Uma lei em Hong Kong limita a intensidade do brilho dos painéis luminosos que cobrem os arranha-céus, mas parece não funcionar. Toda noite, a metrópole chinesa acende em cores estridentes, com anúncios publicitários, desenhos animados projetados nas fachadas e agora até mensagens de boas-vindas à primavera, que estampam a pele de vidro de suas torres à beira do mar.
Essa luz, no entanto, cega mais do que ilumina, à sombra de outra medida que vem se mostrando bem eficaz.
Desde o fim do mês passado, o cerco se fechou sobre o que havia se firmado nas últimas décadas como uma das capitais do mercado de arte global.
Um adendo à polêmica Lei de Segurança Nacional, que há quatro anos já vinha provocando um êxodo de artistas, o chamado Artigo 23 agora impõe uma mordaça a qualquer tipo de protesto político e sufoca a liberdade de expressão, ameaçando prender críticos às autoridades e também aqueles que não denunciarem potenciais críticos, a chamada "traição por imprudência".
"Isso foi o último prego no caixão da nossa liberdade", resume Kacey Wong, um dos artistas mais conhecidos de Hong Kong, famoso por performances a favor da democracia, agora no exílio em Taiwan. "Essa é uma ferramenta política disfarçada de lei para silenciar qualquer oposição."

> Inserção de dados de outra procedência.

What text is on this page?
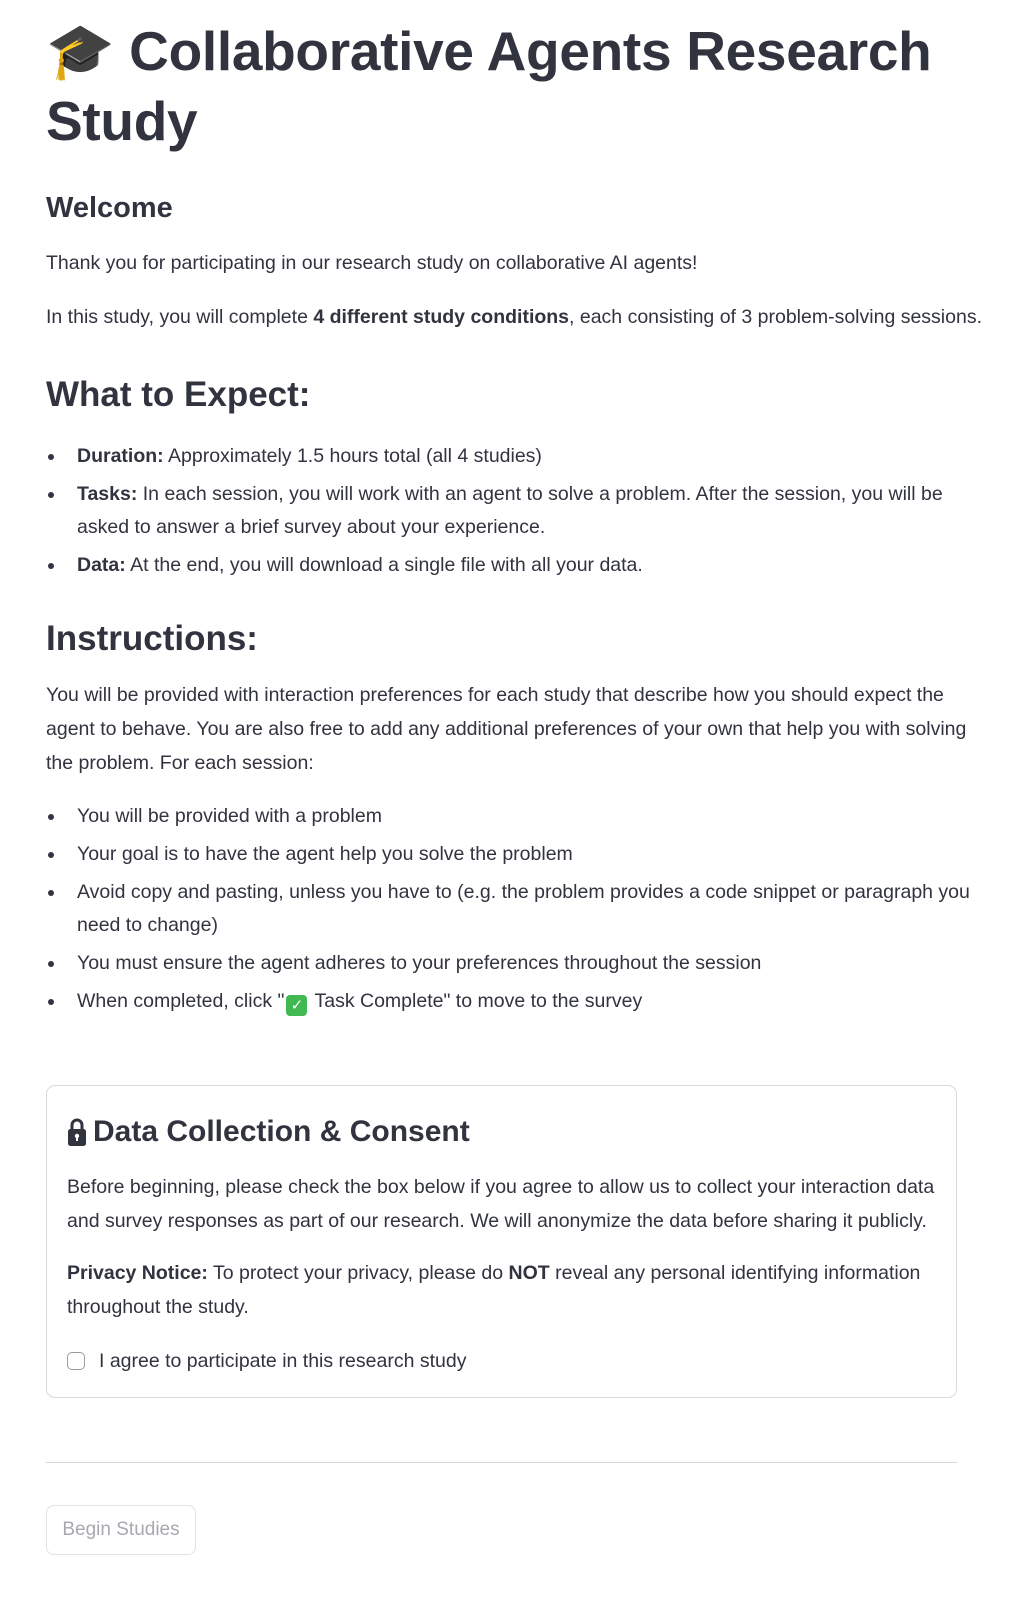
🎓 Collaborative Agents Research Study
Welcome

Thank you for participating in our research study on collaborative AI agents!

In this study, you will complete 4 different study conditions, each consisting of 3 problem-solving sessions.

What to Expect:
Duration: Approximately 1.5 hours total (all 4 studies)
Tasks: In each session, you will work with an agent to solve a problem. After the session, you will be asked to answer a brief survey about your experience.
Data: At the end, you will download a single file with all your data.
Instructions:

You will be provided with interaction preferences for each study that describe how you should expect the agent to behave. You are also free to add any additional preferences of your own that help you with solving the problem. For each session:

You will be provided with a problem
Your goal is to have the agent help you solve the problem
Avoid copy and pasting, unless you have to (e.g. the problem provides a code snippet or paragraph you need to change)
You must ensure the agent adheres to your preferences throughout the session
When completed, click " ✓ Task Complete" to move to the survey
Data Collection & Consent

Before beginning, please check the box below if you agree to allow us to collect your interaction data and survey responses as part of our research. We will anonymize the data before sharing it publicly.

Privacy Notice: To protect your privacy, please do NOT reveal any personal identifying information throughout the study.

I agree to participate in this research study
Begin Studies
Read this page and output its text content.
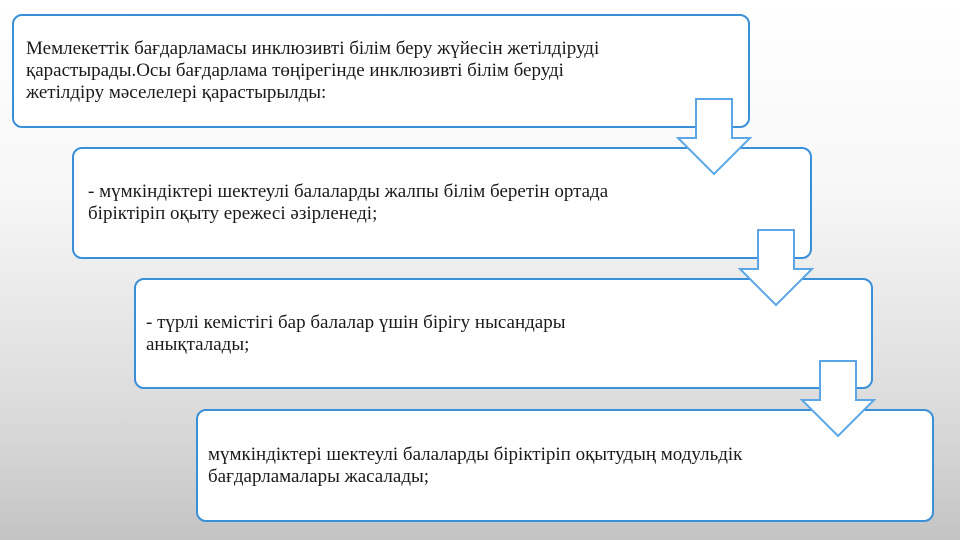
Мемлекеттік бағдарламасы инклюзивті білім беру жүйесін жетілдіруді қарастырады.Осы бағдарлама төңірегінде инклюзивті білім беруді жетілдіру мәселелері қарастырылды:
- мүмкіндіктері шектеулі балаларды жалпы білім беретін ортада біріктіріп оқыту ережесі әзірленеді;
- түрлі кемістігі бар балалар үшін бірігу нысандары анықталады;
мүмкіндіктері шектеулі балаларды біріктіріп оқытудың модульдік бағдарламалары жасалады;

Wong foi embora da cidade dizendo sentir estar a caminho do próprio funeral. Isso foi há três anos, quando ele já notava uma mudança drástica de rumos para quem sempre falou o que pensava.
"Artistas são criaturas sensíveis, então, quando o ambiente fica desse jeito, ou eles vão embora ou se censuram", ele diz. "Aqueles que ficam passam por um processo de autoesquecimento, uma espécie de amnésia autoinfligida."
Sua carta de despedida foi um filme gravado em Hong Kong, mas montado já no exílio e divulgado também no além-mar.
Em cena, ele passeia pelas ruas nos arredores de seu antigo ateliê tocando no acordeão uma canção que diz "um dia nos veremos de novo", uma carta de amor à cidade que precisou deixar para trás, sem aviso prévio.